Blackjack or twenty one is one of the most widely played games in American homes and clubs and traditionally rivals poker for popularity in the armed forces. In las vegas, Reno, and other parts of the wide open spaces. Blackjack ranks with poker, roulette and craps as one of the four standard gambling games. Of these four, however, blackjack is by far the most neglected in the scientific literature of gambling and offers a relatively unexplored area for mathematical and statistical analysis.
In should be made clear at the outset that this paper deals exclusively with the "house" game of blackjack and not the "private" game. In the house game a representative of the gambling casino is permanent dealer, and his strategy is completely fixed by known house rules. The fixed and known nature of the dealer's strategy is vital in reducing the mathematical and computational problems in analyzing blackjack to manageable proportions.
Each gambling casino has a set of blackjack rules which agree with those of other casinos on the main points but which usually differs on details. Therefore, in selecting a variation of the game of blackjack for analysis, the best that could be done was to consider rules which are common but not universal. A presentation of these rules follows.
1. Number of players - A dealer and from one to six players.
2. The pack - An ordinary 52 cards deck
3. Betting - The player makes their bets before any cards are dealt. The house establishes a minimum and a maximum bet.
4. The deal - The player and the dealer each receive two cards. Each player gets both cards face down. The dealer receives one card face up and one card face down. Cards received face down in the deal or draw are commonly known as "hole cards".
5. The numerical value of the cards - The numerical value of an ace is 1 or 11 as the player chooses, the numerical value of a face card is 10, and the numerical value of all other cards is simply their face value. The numerical value or total of a hand is the sum of the numerical values of the cards in the hand.
6. Object of the player - To obtain a total which is greater than the dealer's but does not exceed 21.
7. Naturals - An ace and a face card or ten dealt on the first two cards to either player or dealer constitutes a "natural" or "blackjack". If a player has a natural and the dealer does not, the player receives 1.5 times his original bet from the dealer.
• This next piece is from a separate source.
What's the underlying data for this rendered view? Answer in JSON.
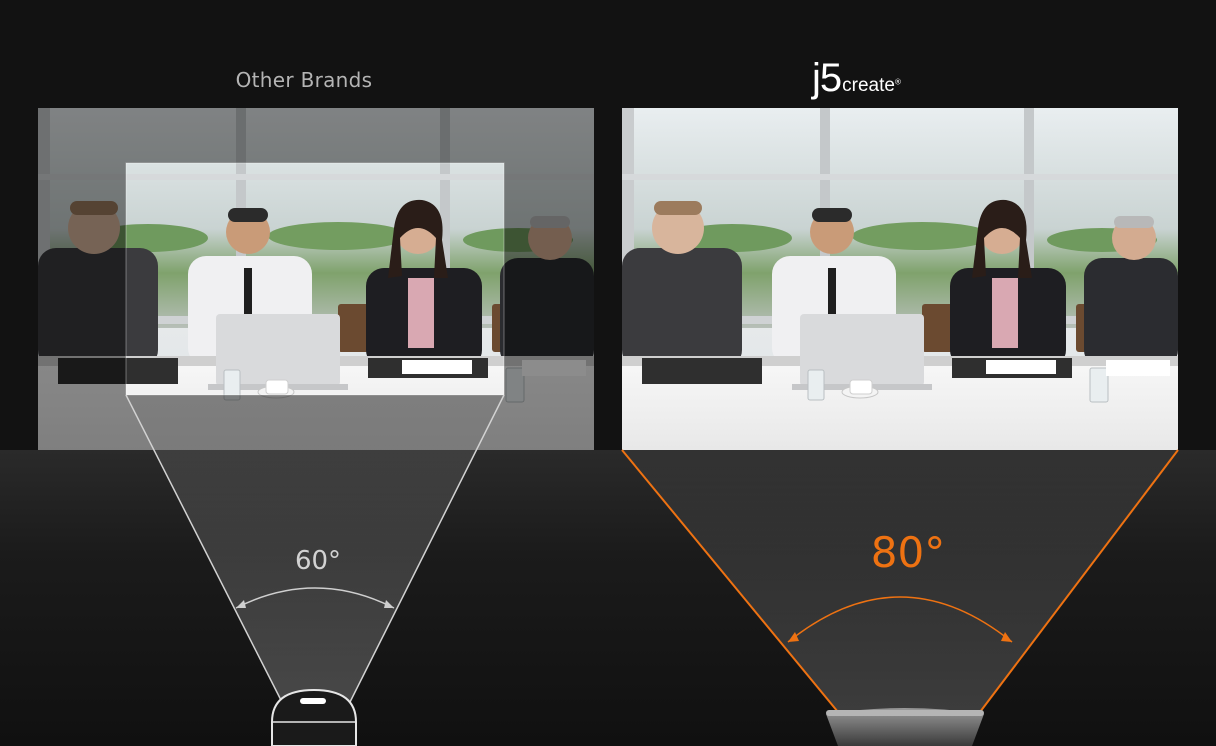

If a player does not have a natural and the dealer does, the player loses his original bet. If both player and dealer have naturals, no money changes hands.
8. The draw - A player is not required to increase the number of cards in his hand and may look at his hole cards and elect to "Stand". Otherwise, he may require that the dealer give him additional cards, face up, one at a time. If the player goes over 21 ("busts"), he immediately turns up his hole cards and pays his bet to the dealer. After each player has drawn his cards, starting with the player at the dealer's left and proceeding in a clockwise fashion, the dealer turns up his hole cards. If his total is 16 or less, he must draw a card and continue to draw cards until his total is 17 or more, at which point he must stand. If the dealer has an ace, and counting it as 11 would bring his total to 17 or more without exceeding 21, he must count the ace as 11 and stand.
9. The settlement - If the player does not go over 21 ("bust") and the dealer does, the player wins an amount equal to his original bet. If neither player nor dealer busts, the person with the higher total wins and amount equal to the player's original bet. If neither player nor dealer busts and both have the same total, no money changes hands.
10. Splitting Pairs - In the following rules a pair is defined as two cards which are identical except for suit, such as two jacks, two aces, or two tens. If the player's hole cards form a pair, he may choose to turn them face up and treat them as the initial cards in two separate "twin" hands.
This strategy is known as "splitting pairs". The original bet goes on one of the split cards, and an equal amount is bet on the other card. The player automatically receives a second card face down on each of the split cards and may continue drawing cards face up to both twin hands as long as he desires. An excepction to this rule is made in the case of split aces where the player may draw only one more card to each ace. Furthermore, if a face card or ten falls on one of the split aces, the hands is not counted as a natural but as ordinary 21. (Similarly, the player splitting a pair of face cards or tens who draws an ace holds an ordinary 21) Finally, If a player splits a pair and receives a third card of the same type, he is not permitted to undertake further splitting.
11. Doubling down - after looking at his hole cards a player may elect to double his bet and draw one and only one more card. This strategy is known as "doubling down". A player who elects to double down turns up his hole cards and receives his third card face down. A player splitting any pair except aces, after receives an additional card on each of the split cards, may elect to double down on one or both of his twin hands.